A doubt on content cost function

Dear Mentor,

The normalization constant can be any number, and will be adjusted by hyperparameters alpha.

May i know is there any special meaning of the normalization constant 1/2 (hightlighted in yellow color) in this lecture?

Thank you.

The only reason there is a 1/2 there is so that when you compute the derivatives using the power rule, the 2 exponent will cancel with the 1/2, and become 1/1.

Dear JJaassoonn,

When performing gradient descent, we find the minimum of the cost function with respect to the weights. In principle, the cost function J(x) and any monotonic transformation of the cost function, like (1/2) * J(x) -since (1/2) is as positive number- will have the minimum for the same value of x=x_min.

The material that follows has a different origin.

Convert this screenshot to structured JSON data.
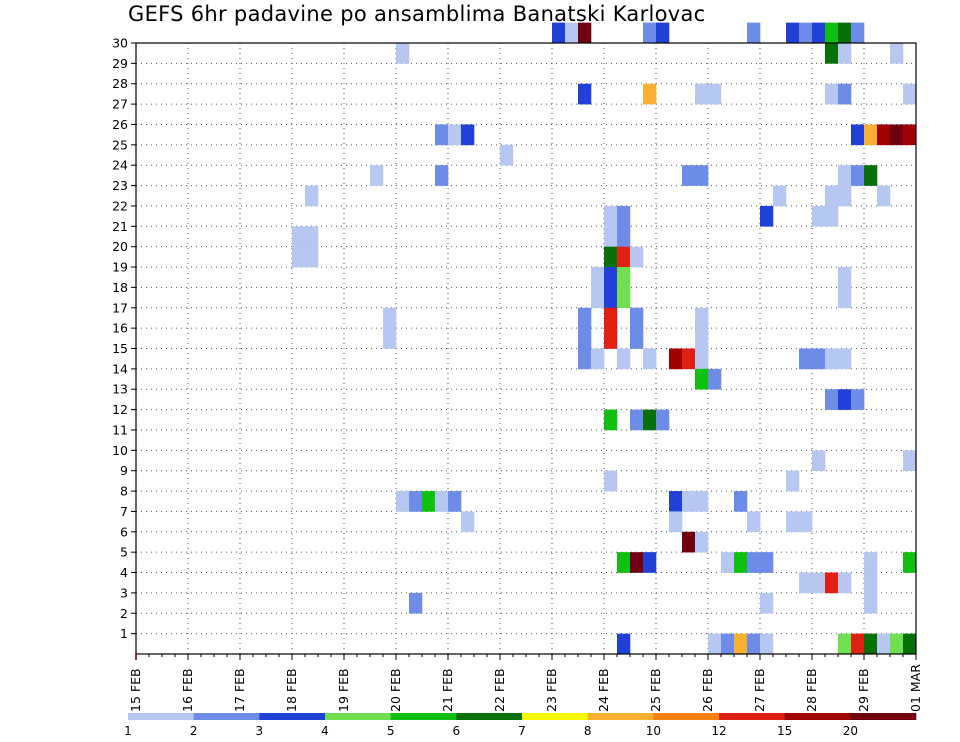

The reason to add an (1/2) is simply for convinience. When you will find the derivative of the norm, since it is square, you will multiply by 2 (derivative of x^2 is 2*x), cancelling with (1/2) and therefore getting rid of the numerical constant.

Dear Mr Antoni Munar Ara

Does it mean the minimum cost of J(x) and (1/2)*J(x) are the same or very close to each other?

Thank you.

No, it means that the weights that give the minimum cost will be the same, regardless of whether you scale the cost by 1/2.

Dear Mr Tom Mosher,

J(w1) = min_cost_a
(1/2) * J(w2) = min_cost_b

w1 equals to w2
but min_cost_a not equals to min_cost_b

May i know whether this is correct?

Thank you.

The exact value of the cost is not important.
Finding the weights that give the minimum cost is what matters.

Dear Mr Tom Mosher,

I am confused with this statement, for example

Given 2 cost functions,

J(w1) = min_cost_a

(1/2) * J(w2) = min_cost_b

If we perform gradient descent to learn w1 and w2 that give the minimum cost, provided that the exact values of the cost are not important (getting different min_cost_a and min_cost_b).

May i know how to get the weights w1 = w2 in this case?

I am able to understand if the value of weight w1 is close to w2 with some tolerance value, but i would like to learn about how to get the weights w1 exactly same as w2, i.e. w1 = w2

Thank you.

Hi @JJaassoonn,

Consider a linear problem with squared error, the removal of the scaling factor 1/2 only changes the cost function from the green line to the gold line, because the cost value at every w position becomes doubled.

So,

  • the scaling factor does not change the position of the optimal w,
  • but it does change the gradient values at each training step,
  • and so the sizes of the steps do change.

Since gradient descent steps to the solution, the step size will inevitably affect where it ends - and by now I believe I have explained the situation so that you can find the answer yourself.

However, if you are interested to try, a question for you is, if the weight update algorithm is w := w - \alpha \frac{\partial{J}}{\partial{w}}, what change can you make to make sure that before and after the removal of 1/2, the two training processes will always end up at the same solution w value?

Cheers,
Raymond

1 Like

Dear Mr Raymond,

I think the learning rate alpha applied to the gradient of cost function (1/2)*J(w2) must be more than the learning rate alpha applied to the gradient of cost function J(w1) in order to catch up the step size of gradient descent of cost function J(w1) to have both same w1=w2 value.

May i know whether it is correct?

Thank you.

The two cost functions do not have to use exactly the same number of iterations or the same learning rate.

The point is to find the weights that give the minimum cost.

Hey @JJaassoonn,

If we remove the 1/2, the step sizes will be doubled, so in order for it to follow the same footsteps, the learning rate needs to be halved to reduce the step sizes back.

If you write the formula of both cases out, you will see that we are just passing the 1/2 between alpha and the gradient term.

Cheers,
Raymond

Dear Mr Raymond,

Thank you so much for your tutorial :smiley:.

Dear Mr Tom Mosher,

Thanks for your explanation.

You are welcome, @JJaassoonn!

Hi JJaassoon,

Not necessarily. What it means is that the point x = x* for which the function J(x) and (1/2)*J(x) reaches the minimum is the same, but the value of the minimum for J(x) and (1/2)*J(x) is different (in this case exactly one half since it is multiplied by 0.5).

So, let’s be x=x* the point where the minimum is reached for J(x). Then, J’(x) = (1/2) * J(x) also has a minimum in x=x*. But the value of the function minimum can be different. We are interested in finding x*, not in the value of J(x) itself. If we can find x* using another function J’(x) for which it is easier to compute it, then we take advantage.

In principle this trick works for any “monotonous transformation”. What is a monotonous transformation ? If you have a function f(x), a new function g(x) derived from f(x) is said to be a monotonous transformation, if for any x1 and x2 that f(x1) < f(x2), then g(x1) < g(x2) is also true.

Dear Mr Antoni Munar Ara,

Thank you so much for your guidance.